This is the prototype of the first phase of The Amazonizing Project – an artistic research undertaken in the frame of the program Master of Theatre Practices at ArtEZ University of the Arts (Arnhem, NL). The first research phase started in November 2019 and will continue until June 2020, when the research will be delivered within a performance setting.
The prototype of The Amazonizing Project – phase 1 consists of a written dance score and a video of the score’s first activation. The video stone jungle lamento was created from documentation material of the activation of the score in a public space: the suspended gardens at Centro Cultural São Paulo (BR).

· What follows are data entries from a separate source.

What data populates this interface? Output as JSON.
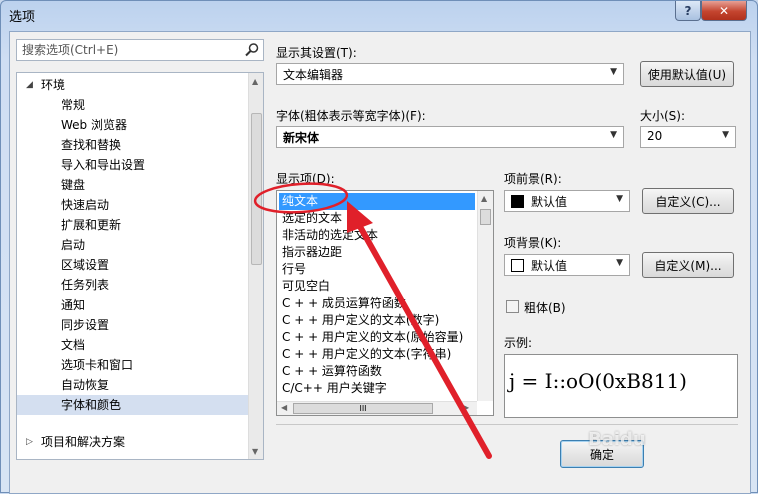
{
  "window": {
    "title": "选项"
  },
  "search": {
    "placeholder": "搜索选项(Ctrl+E)"
  },
  "tree": {
    "root": "环境",
    "items": [
      "常规",
      "Web 浏览器",
      "查找和替换",
      "导入和导出设置",
      "键盘",
      "快速启动",
      "扩展和更新",
      "启动",
      "区域设置",
      "任务列表",
      "通知",
      "同步设置",
      "文档",
      "选项卡和窗口",
      "自动恢复",
      "字体和颜色"
    ],
    "selected": "字体和颜色",
    "partial": "项目和解决方案"
  },
  "display_settings": {
    "label": "显示其设置(T):",
    "value": "文本编辑器",
    "default_button": "使用默认值(U)"
  },
  "font": {
    "label": "字体(粗体表示等宽字体)(F):",
    "value": "新宋体"
  },
  "size": {
    "label": "大小(S):",
    "value": "20"
  },
  "display_items": {
    "label": "显示项(D):",
    "items": [
      "纯文本",
      "选定的文本",
      "非活动的选定文本",
      "指示器边距",
      "行号",
      "可见空白",
      "C + + 成员运算符函数",
      "C + + 用户定义的文本(数字)",
      "C + + 用户定义的文本(原始容量)",
      "C + + 用户定义的文本(字符串)",
      "C + + 运算符函数",
      "C/C++ 用户关键字"
    ],
    "selected": "纯文本"
  },
  "foreground": {
    "label": "项前景(R):",
    "value": "默认值",
    "button": "自定义(C)...",
    "swatch_color": "#000000"
  },
  "background": {
    "label": "项背景(K):",
    "value": "默认值",
    "button": "自定义(M)...",
    "swatch_color": "#ffffff"
  },
  "bold": {
    "label": "粗体(B)"
  },
  "sample": {
    "label": "示例:",
    "text": "j = I::oO(0xB811)"
  },
  "ok_button": {
    "label": "确定"
  },
  "watermark": {
    "text": "Baidu"
  },
  "scrollbar": {
    "grip": "III"
  },
  "annotation": {
    "color": "#e0202a"
  }
}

Due to the time limit of the video, I created audio recordings of parts of the score in order to frame the performance in time. I had to listen to them through earphones because the location was very loud. You will be able to hear the introduction/ meditation. I suggest watching the video before looking at the score.
The choice of location for activating the score was made considering the presence of human and non-human beings, organic and inorganic matter; besides the unpredictability factor of performing in a public space. These aspects created conditions for me to be challenged as a performer: the score demands that the performer remains very porous, so in an environment with so much stimuli, I had to juggle with attention, perception, gaze and all the unpredictable external factors.

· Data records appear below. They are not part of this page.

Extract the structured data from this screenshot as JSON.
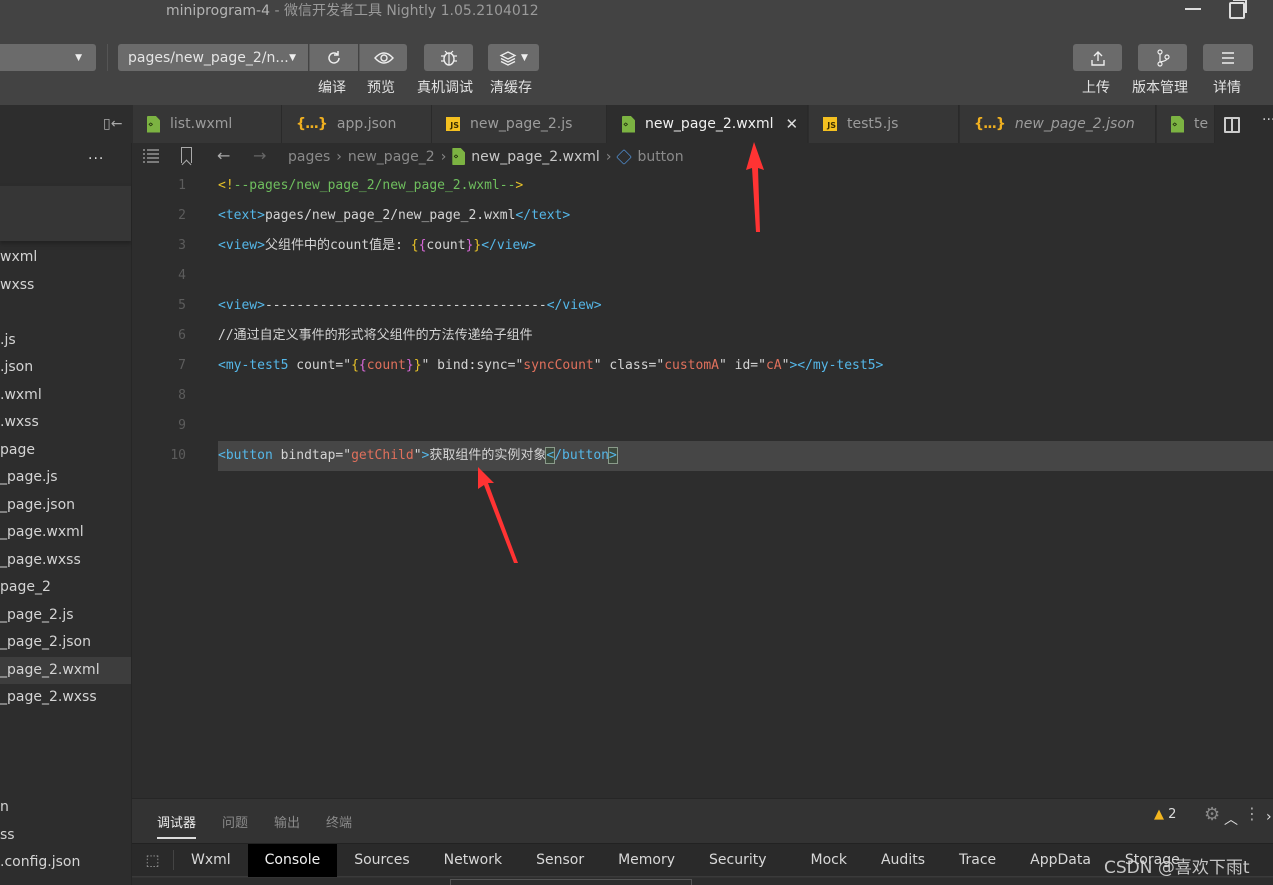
{
  "window": {
    "project": "miniprogram-4",
    "separator": " - ",
    "app_name": "微信开发者工具 Nightly 1.05.2104012"
  },
  "toolbar": {
    "page_select": "pages/new_page_2/n...",
    "compile_label": "编译",
    "preview_label": "预览",
    "debug_label": "真机调试",
    "cache_label": "清缓存",
    "upload_label": "上传",
    "version_label": "版本管理",
    "detail_label": "详情"
  },
  "tabs": [
    {
      "label": "list.wxml",
      "icon": "wxml-file-icon",
      "active": false,
      "italic": false
    },
    {
      "label": "app.json",
      "icon": "json-file-icon",
      "active": false,
      "italic": false
    },
    {
      "label": "new_page_2.js",
      "icon": "js-file-icon",
      "active": false,
      "italic": false
    },
    {
      "label": "new_page_2.wxml",
      "icon": "wxml-file-icon",
      "active": true,
      "italic": false
    },
    {
      "label": "test5.js",
      "icon": "js-file-icon",
      "active": false,
      "italic": false
    },
    {
      "label": "new_page_2.json",
      "icon": "json-file-icon",
      "active": false,
      "italic": true
    },
    {
      "label": "te",
      "icon": "wxml-file-icon",
      "active": false,
      "italic": false
    }
  ],
  "icons": {
    "json": "{...}",
    "js": "JS",
    "close": "✕",
    "more": "···",
    "list": "☰",
    "back": "←",
    "forward": "→",
    "collapse": "▯←",
    "chevron_up": "︿",
    "gear": "⚙",
    "kebab": "⋮",
    "warning": "▲"
  },
  "sidebar": {
    "files": [
      {
        "label": "wxml",
        "selected": false
      },
      {
        "label": "wxss",
        "selected": false
      },
      {
        "label": "",
        "selected": false
      },
      {
        "label": ".js",
        "selected": false
      },
      {
        "label": ".json",
        "selected": false
      },
      {
        "label": ".wxml",
        "selected": false
      },
      {
        "label": ".wxss",
        "selected": false
      },
      {
        "label": "page",
        "selected": false
      },
      {
        "label": "_page.js",
        "selected": false
      },
      {
        "label": "_page.json",
        "selected": false
      },
      {
        "label": "_page.wxml",
        "selected": false
      },
      {
        "label": "_page.wxss",
        "selected": false
      },
      {
        "label": "page_2",
        "selected": false
      },
      {
        "label": "_page_2.js",
        "selected": false
      },
      {
        "label": "_page_2.json",
        "selected": false
      },
      {
        "label": "_page_2.wxml",
        "selected": true
      },
      {
        "label": "_page_2.wxss",
        "selected": false
      }
    ],
    "bottom_files": [
      {
        "label": "n"
      },
      {
        "label": "ss"
      },
      {
        "label": ".config.json"
      }
    ]
  },
  "breadcrumb": {
    "segments": [
      "pages",
      "new_page_2"
    ],
    "file": "new_page_2.wxml",
    "symbol": "button"
  },
  "editor": {
    "lines": [
      {
        "n": "1",
        "tokens": [
          [
            "c-comment-br",
            "<!"
          ],
          [
            "c-comment",
            "--pages/new_page_2/new_page_2.wxml--"
          ],
          [
            "c-comment-br",
            ">"
          ]
        ]
      },
      {
        "n": "2",
        "tokens": [
          [
            "c-tag",
            "<text>"
          ],
          [
            "c-text",
            "pages/new_page_2/new_page_2.wxml"
          ],
          [
            "c-tag",
            "</text>"
          ]
        ]
      },
      {
        "n": "3",
        "tokens": [
          [
            "c-tag",
            "<view>"
          ],
          [
            "c-text",
            "父组件中的count值是: "
          ],
          [
            "c-brace1",
            "{"
          ],
          [
            "c-brace2",
            "{"
          ],
          [
            "c-text",
            "count"
          ],
          [
            "c-brace2",
            "}"
          ],
          [
            "c-brace1",
            "}"
          ],
          [
            "c-tag",
            "</view>"
          ]
        ]
      },
      {
        "n": "4",
        "tokens": []
      },
      {
        "n": "5",
        "tokens": [
          [
            "c-tag",
            "<view>"
          ],
          [
            "c-text",
            "------------------------------------"
          ],
          [
            "c-tag",
            "</view>"
          ]
        ]
      },
      {
        "n": "6",
        "tokens": [
          [
            "c-text",
            "//通过自定义事件的形式将父组件的方法传递给子组件"
          ]
        ]
      },
      {
        "n": "7",
        "tokens": [
          [
            "c-tag",
            "<my-test5"
          ],
          [
            "c-attr",
            " count="
          ],
          [
            "c-text",
            "\""
          ],
          [
            "c-brace1",
            "{"
          ],
          [
            "c-brace2",
            "{"
          ],
          [
            "c-str",
            "count"
          ],
          [
            "c-brace2",
            "}"
          ],
          [
            "c-brace1",
            "}"
          ],
          [
            "c-text",
            "\""
          ],
          [
            "c-attr",
            " bind:sync="
          ],
          [
            "c-text",
            "\""
          ],
          [
            "c-str",
            "syncCount"
          ],
          [
            "c-text",
            "\""
          ],
          [
            "c-attr",
            " class="
          ],
          [
            "c-text",
            "\""
          ],
          [
            "c-str",
            "customA"
          ],
          [
            "c-text",
            "\""
          ],
          [
            "c-attr",
            " id="
          ],
          [
            "c-text",
            "\""
          ],
          [
            "c-str",
            "cA"
          ],
          [
            "c-text",
            "\""
          ],
          [
            "c-tag",
            "></my-test5>"
          ]
        ]
      },
      {
        "n": "8",
        "tokens": []
      },
      {
        "n": "9",
        "tokens": []
      },
      {
        "n": "10",
        "current": true,
        "tokens": [
          [
            "c-tag",
            "<button"
          ],
          [
            "c-attr",
            " bindtap="
          ],
          [
            "c-text",
            "\""
          ],
          [
            "c-str",
            "getChild"
          ],
          [
            "c-text",
            "\""
          ],
          [
            "c-tag",
            ">"
          ],
          [
            "c-text",
            "获取组件的实例对象"
          ],
          [
            "c-tag c-match",
            "<"
          ],
          [
            "c-tag",
            "/button"
          ],
          [
            "c-tag c-match",
            ">"
          ]
        ]
      }
    ]
  },
  "devtools": {
    "tabs": [
      {
        "label": "调试器",
        "active": true
      },
      {
        "label": "问题",
        "active": false
      },
      {
        "label": "输出",
        "active": false
      },
      {
        "label": "终端",
        "active": false
      }
    ],
    "panels": [
      {
        "label": "Wxml",
        "active": false
      },
      {
        "label": "Console",
        "active": true
      },
      {
        "label": "Sources",
        "active": false
      },
      {
        "label": "Network",
        "active": false
      },
      {
        "label": "Sensor",
        "active": false
      },
      {
        "label": "Memory",
        "active": false
      },
      {
        "label": "Security",
        "active": false
      },
      {
        "label": "Mock",
        "active": false
      },
      {
        "label": "Audits",
        "active": false
      },
      {
        "label": "Trace",
        "active": false
      },
      {
        "label": "AppData",
        "active": false
      },
      {
        "label": "Storage",
        "active": false
      }
    ],
    "warning_count": "2"
  },
  "watermark": "CSDN @喜欢下雨t",
  "colors": {
    "accent_annotation": "#ff3333",
    "wxml_icon": "#7cb342",
    "js_icon": "#f4c020",
    "json_icon": "#f0b020"
  }
}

During the pre-research phase of The Amazonizing Project, I began to understand “Amazonian corporality” – their way of being in the world – as a process of constant exchange with the environment; an ecological practice. Transposing this idea to a performance setting requires the creation of a body that learns how to devour the perspective of being permanently trespassed and transformed by both visible and imperceptible forces.
The score was written taking the solo dance score “No Time to Fly” (2010) by choreographer Deborah Hay as a starting point. It is the first step of a procedure that intends to use the feedback loop between writing a score and activating it, in order to rewrite it from an embodied understanding of its performative potential. Within the timeframe of The Amazonizing Project – phase 1, this score will be rewritten two more times.
The choice of Hay’s score was made based on its open form and its use of poetics and imagery avoiding representation. The poetics and imagery became entryways for its rewriting; for transforming it through the introduction of Amazonian societies’ ideas, their “technologies of the self”, mythic imagery and anthropomorphisms – at least the limited content I’ve been able to process during this incipient research phase.
All the drawings in the score are modified images from the “Motion Bank” documentation of “No Time to Fly”. They represent overlapped spatial patterns of three performers activating the score in different instances.
Choreographic and improvisational directives by artists Jeanine Durning (to being) and Steve Paxton (The Small Dance) were both inspirations and references for writing the score. Durning’s work deals with multitasking, opacity and exchange with the environment, a.o., reason why I decided to include in the practice some of the directives she proposes. Paxton’s Small Dance, on the contrary, is a practice of observation. It is a practice of perception of a dance that is always happening but, is invisible to us in everyday life. In a way, The Small Dance aims to put the practitioner in touch with a primitive force, it exposes the invisible and, as a consequence, creates an awareness of the invisible forces we can rely on in order to move.